Impossible d'évoquer le label Shrapnel sans mentionner Vinnie Moore, une des signatures découvertes par Mike Varney au début des années 80. Depuis son premier album solo en 1987, "Mind's Eye", Vinnie Moore a participé à plusieurs groupes, dont UFO qu'il rejoindra en 2003, et a réalisé sept albums pour son propre compte. Six ans après "To The Core", l'Américain revient pour un huitième album de guitare instrumentale : "Aerial Visions".
Vinnie s'est toujours entouré de professionnels et musiciens de premier plan pour ses albums et il ne déroge pas à la règle sur "Aerial Visions". On retrouve notamment son compère Dave LaRue (Steve Morse, Flying Colors), déjà présent en 1999 sur "The Maze", et Rob De Luca (UFO) à la basse, le batteur Richie Monica (Tantric), ainsi que Joey DeMaio (bassiste de Manowar) et Paul Northfield (Dream Theater, Suicidal Tendencies…) aux manettes.
L'éclectisme de ces différentes contributions se retrouve totalement dans la grande diversité qui règne sur ce disque. Promoteur d'un metal néoclassique dans ses deux premières œuvres, le virtuose a peu à peu ouvert son jeu à plus de variété rock, puisant plus largement dans le blues, le jazz et le funk. "Aerial Visions" ne contient pas une note de metal néoclassique et est pour une bonne moitié composé dans cet esprit rock bluesy et funky.
C'est particulièrement le cas sur la première partie du disque avec des morceaux très directs de pure énergie rock, dans lesquels les racines blues s'entendent en filigrane ('Mustang Shuffle' et la reprise de ZZ Top 'La Grange'), et de groove fusion endiablé ('Now's The Time', Slam'). On y décèle quelques manies satchiennes dans l'utilisation des cordes à vide ('Now's The Time') ou dans les phrasés ('Faith') mais surtout on y partage le plaisir qui a dû être celui des musiciens à jouer ces partitions.
La deuxième partie aborde plus de complexité, autant dans les tempi que dans les structures avec deux jolies ballades aux progressions harmoniques qui fonctionnent instantanément ('Looking Back' et 'Calling Out') et deux titres plus ambitieux aux contrastes savamment cultivés. 'The Dark Dream' est une ballade malicieuse avec du caractère qui donne le tournis avec sa construction alambiquée et 'A Million Miles Gone' est un peu le 'For The Love Of God' de Vinnie Moore, l'explosion finale d'un album impeccable qui montre toute l'étendue et la classe du toucher de l'Américain.

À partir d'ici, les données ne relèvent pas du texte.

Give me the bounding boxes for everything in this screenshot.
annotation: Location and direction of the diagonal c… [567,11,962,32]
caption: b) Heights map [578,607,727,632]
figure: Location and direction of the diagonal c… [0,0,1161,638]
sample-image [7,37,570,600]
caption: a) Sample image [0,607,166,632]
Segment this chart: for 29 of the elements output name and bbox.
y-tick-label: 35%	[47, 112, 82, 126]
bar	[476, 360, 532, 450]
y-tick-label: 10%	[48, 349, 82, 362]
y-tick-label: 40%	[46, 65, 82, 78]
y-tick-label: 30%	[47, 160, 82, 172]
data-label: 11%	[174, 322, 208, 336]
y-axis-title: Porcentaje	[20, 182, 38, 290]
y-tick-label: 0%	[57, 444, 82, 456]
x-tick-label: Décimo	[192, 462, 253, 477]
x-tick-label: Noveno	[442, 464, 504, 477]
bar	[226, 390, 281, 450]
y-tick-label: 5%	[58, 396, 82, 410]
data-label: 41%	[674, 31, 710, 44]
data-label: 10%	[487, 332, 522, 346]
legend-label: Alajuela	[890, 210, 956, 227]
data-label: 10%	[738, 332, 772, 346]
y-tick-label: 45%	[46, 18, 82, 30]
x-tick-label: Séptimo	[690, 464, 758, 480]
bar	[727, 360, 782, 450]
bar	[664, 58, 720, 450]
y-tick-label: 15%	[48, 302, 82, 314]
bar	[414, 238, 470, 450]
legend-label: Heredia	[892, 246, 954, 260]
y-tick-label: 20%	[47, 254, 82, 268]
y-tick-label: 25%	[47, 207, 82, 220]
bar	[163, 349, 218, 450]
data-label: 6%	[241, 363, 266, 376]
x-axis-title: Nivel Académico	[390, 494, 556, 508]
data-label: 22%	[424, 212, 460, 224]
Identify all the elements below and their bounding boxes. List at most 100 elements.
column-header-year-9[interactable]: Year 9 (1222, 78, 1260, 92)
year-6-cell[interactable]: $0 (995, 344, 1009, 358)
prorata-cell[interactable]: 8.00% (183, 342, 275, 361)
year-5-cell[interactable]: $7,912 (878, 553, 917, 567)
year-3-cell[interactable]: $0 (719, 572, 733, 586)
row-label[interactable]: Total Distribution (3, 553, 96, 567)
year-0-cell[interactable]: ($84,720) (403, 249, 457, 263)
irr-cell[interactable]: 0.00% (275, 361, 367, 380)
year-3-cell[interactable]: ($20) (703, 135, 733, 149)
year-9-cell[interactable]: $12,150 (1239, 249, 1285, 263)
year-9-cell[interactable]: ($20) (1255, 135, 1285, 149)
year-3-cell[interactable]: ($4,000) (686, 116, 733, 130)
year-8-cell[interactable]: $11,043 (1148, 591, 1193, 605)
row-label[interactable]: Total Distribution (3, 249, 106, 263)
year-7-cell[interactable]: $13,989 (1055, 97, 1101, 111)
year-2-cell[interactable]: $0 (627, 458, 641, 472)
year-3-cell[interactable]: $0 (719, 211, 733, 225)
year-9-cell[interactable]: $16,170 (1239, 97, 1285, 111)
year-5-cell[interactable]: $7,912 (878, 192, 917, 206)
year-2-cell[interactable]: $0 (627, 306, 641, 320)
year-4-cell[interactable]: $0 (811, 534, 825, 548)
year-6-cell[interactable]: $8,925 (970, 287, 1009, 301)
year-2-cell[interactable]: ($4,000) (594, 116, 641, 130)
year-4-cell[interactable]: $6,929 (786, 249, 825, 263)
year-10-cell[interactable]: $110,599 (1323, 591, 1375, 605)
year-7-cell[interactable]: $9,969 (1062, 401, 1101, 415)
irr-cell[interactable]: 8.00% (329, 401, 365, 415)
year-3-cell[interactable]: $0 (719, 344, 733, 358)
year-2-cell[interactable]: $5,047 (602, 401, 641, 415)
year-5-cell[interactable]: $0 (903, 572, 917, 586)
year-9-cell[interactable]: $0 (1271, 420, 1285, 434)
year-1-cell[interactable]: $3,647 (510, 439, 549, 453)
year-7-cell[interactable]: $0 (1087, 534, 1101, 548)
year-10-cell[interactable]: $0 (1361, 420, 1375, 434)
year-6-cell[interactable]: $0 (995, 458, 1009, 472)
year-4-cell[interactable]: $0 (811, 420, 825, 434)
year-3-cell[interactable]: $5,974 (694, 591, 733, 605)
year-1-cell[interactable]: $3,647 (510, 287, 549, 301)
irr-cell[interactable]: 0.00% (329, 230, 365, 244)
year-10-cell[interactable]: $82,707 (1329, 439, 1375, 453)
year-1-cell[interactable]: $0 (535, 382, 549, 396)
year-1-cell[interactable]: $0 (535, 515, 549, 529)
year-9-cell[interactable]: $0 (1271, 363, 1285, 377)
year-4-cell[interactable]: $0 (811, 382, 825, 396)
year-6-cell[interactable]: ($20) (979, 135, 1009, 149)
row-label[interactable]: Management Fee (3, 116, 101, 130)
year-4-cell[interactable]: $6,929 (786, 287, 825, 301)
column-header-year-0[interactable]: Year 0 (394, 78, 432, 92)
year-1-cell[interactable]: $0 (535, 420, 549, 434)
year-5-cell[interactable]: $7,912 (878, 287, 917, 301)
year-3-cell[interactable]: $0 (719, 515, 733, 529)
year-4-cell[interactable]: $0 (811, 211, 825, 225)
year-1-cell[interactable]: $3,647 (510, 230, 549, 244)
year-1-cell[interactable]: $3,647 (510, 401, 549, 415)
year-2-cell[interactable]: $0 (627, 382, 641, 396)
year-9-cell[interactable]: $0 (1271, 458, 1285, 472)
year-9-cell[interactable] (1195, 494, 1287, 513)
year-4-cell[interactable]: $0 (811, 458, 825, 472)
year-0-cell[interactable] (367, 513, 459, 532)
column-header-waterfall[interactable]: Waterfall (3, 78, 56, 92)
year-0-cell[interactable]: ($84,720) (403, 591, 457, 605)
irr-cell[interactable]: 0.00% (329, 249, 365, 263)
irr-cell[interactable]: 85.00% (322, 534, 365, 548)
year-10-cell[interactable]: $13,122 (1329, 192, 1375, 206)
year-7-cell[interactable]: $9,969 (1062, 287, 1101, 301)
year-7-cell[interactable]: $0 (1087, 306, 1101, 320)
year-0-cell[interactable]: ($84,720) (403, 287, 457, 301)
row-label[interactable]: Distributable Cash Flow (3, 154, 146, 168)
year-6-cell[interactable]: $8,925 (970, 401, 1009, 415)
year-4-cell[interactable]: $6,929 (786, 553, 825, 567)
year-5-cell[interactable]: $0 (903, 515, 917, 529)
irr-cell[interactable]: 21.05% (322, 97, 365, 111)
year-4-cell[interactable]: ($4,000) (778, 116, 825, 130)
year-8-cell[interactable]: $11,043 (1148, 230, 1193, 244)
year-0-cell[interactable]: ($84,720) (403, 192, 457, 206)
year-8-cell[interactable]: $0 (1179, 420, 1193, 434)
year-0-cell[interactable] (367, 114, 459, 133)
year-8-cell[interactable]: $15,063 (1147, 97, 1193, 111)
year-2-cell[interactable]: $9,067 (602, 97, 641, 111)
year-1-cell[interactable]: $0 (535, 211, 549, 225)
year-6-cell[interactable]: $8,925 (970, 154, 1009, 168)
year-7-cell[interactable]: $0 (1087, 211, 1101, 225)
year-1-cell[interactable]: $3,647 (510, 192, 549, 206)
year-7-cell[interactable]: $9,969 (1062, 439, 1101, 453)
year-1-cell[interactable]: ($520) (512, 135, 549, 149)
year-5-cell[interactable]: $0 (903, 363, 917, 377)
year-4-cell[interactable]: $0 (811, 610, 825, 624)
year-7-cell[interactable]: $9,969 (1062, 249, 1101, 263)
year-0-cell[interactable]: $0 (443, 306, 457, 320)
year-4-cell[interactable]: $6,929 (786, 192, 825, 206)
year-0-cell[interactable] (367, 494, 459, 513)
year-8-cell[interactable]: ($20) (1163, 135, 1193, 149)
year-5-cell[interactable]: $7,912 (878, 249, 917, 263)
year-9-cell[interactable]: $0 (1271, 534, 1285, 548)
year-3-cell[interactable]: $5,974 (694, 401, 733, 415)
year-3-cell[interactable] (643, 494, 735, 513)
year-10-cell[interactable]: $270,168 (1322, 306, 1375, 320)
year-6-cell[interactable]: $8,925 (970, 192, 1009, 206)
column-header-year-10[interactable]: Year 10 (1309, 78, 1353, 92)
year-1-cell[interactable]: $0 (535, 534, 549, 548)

"Aerial Visions" est le témoignage d'une valeur sûre de la guitare instrumentale qui n'a plus besoin de faire ses preuves techniquement. Vinnie Moore y est maître de son instrument et confirme son statut de virtuose libéré du carcan du guitar hero. La maturité et la sagesse qui ressortent de ces dix morceaux imparables est celle des grands musiciens qui mettent toujours la technique au service des compositions et des mélodies. Après le "Shockwave Supernova" de Joe Satriani sorti cet été, "Aerial Visions" est le second album de guitare instrumentale à absolument écouter cette année.